Wenn ich auf Dienstreise bin, schau ich lieber Serien da drauf.


----------



## Olstyle (15. Dezember 2014)

*AW: Spiele für ein Tablet gesucht ohne Abzocke/Gängelung*

Wenn du mit der nicht soo optimalen Steuerung klar kommst solltest du dir mal ScummVM ansehen. Mit unter anderem BASS gibt es da mittlerweile ein par starke Adventure die von den Entwicklern freigegeben wurden. Wenn du etwa Monkey Island etc. aber eh noch im Schrank hast kannst du auch diese damit auf dem Tablet nutzen.
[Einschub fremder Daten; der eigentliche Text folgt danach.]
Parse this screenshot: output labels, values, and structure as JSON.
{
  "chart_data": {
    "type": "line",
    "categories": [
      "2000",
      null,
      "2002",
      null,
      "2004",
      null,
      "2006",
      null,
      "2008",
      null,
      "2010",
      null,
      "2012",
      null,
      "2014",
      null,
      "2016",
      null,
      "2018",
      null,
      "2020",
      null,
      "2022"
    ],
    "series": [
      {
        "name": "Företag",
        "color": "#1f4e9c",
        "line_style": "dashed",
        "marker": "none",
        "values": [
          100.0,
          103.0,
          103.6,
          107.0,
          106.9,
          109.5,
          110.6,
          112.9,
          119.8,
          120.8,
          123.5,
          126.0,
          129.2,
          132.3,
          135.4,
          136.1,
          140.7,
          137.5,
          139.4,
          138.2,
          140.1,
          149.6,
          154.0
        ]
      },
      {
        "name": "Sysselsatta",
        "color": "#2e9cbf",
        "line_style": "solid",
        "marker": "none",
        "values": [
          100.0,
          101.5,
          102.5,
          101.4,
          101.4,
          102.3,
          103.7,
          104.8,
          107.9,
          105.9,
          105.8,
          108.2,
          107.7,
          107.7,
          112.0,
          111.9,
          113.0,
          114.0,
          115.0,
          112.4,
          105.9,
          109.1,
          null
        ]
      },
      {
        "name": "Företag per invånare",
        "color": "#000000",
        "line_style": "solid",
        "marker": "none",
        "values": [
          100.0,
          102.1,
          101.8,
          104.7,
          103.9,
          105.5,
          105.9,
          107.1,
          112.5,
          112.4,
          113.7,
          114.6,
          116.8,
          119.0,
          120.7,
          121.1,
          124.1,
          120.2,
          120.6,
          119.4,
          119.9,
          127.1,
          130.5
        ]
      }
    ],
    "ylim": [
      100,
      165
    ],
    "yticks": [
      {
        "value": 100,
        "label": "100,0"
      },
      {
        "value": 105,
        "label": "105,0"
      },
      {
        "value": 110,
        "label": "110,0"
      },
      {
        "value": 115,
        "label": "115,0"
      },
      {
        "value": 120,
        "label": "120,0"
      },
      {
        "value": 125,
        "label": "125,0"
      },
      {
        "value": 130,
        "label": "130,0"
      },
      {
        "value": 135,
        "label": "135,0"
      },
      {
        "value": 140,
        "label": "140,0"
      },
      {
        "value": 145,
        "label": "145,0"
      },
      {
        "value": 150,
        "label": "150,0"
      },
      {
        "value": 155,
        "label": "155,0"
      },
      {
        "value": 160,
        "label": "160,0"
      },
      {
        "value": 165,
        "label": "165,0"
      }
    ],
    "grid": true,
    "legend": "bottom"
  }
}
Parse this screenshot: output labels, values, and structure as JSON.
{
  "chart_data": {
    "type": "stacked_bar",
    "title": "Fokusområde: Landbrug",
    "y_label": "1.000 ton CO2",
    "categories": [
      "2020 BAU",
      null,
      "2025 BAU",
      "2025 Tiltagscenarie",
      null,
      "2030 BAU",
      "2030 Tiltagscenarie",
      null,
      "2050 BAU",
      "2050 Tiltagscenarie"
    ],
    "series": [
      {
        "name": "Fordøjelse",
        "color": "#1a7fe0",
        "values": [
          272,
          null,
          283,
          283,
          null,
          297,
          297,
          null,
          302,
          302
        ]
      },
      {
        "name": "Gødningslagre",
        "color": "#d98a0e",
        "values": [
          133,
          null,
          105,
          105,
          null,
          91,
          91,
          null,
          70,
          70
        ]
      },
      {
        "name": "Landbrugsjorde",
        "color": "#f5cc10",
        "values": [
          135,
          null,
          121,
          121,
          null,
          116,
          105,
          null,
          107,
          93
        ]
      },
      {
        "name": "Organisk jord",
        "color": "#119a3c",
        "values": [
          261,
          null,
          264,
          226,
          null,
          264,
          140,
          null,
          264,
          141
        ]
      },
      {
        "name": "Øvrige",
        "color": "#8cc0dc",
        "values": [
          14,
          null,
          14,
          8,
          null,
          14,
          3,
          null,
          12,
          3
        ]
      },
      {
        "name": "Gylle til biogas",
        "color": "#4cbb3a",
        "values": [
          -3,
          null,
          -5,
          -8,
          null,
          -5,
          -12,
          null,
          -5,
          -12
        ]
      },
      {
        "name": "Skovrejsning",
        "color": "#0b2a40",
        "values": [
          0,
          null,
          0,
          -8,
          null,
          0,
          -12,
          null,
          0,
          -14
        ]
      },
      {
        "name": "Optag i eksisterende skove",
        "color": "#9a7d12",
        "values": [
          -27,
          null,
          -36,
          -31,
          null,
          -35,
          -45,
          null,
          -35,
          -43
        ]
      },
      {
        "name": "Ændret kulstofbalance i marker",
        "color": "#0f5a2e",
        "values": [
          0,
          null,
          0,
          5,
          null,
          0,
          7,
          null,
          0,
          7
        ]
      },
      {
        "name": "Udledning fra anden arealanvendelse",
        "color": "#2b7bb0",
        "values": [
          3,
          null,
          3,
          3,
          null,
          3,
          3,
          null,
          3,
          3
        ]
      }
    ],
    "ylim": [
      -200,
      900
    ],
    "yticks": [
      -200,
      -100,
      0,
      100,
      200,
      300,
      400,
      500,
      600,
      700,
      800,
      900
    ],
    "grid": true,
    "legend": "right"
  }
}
Auf iOS wurde außerdem gerade mit The Longest Journey eines der besten Adventure überhaupt rereleased. Eine Android Version ist hoffentlich nur eine Frage der Zeit.


----------



## Dwayne1988 (16. Dezember 2014)

*AW: Spiele für ein Tablet gesucht ohne Abzocke/Gängelung*

Danke für die Tips, Tante wird sich sicherlich freuen über ein oder andere Spiel leider sind Laptops mit Single Core Intel Celeron , 512 Ram und Sis 0815 Grafik alles andere als Spiele tauglich deswegen bekam sie halt ein Tablet für Adventure und Puzzle Games.


----------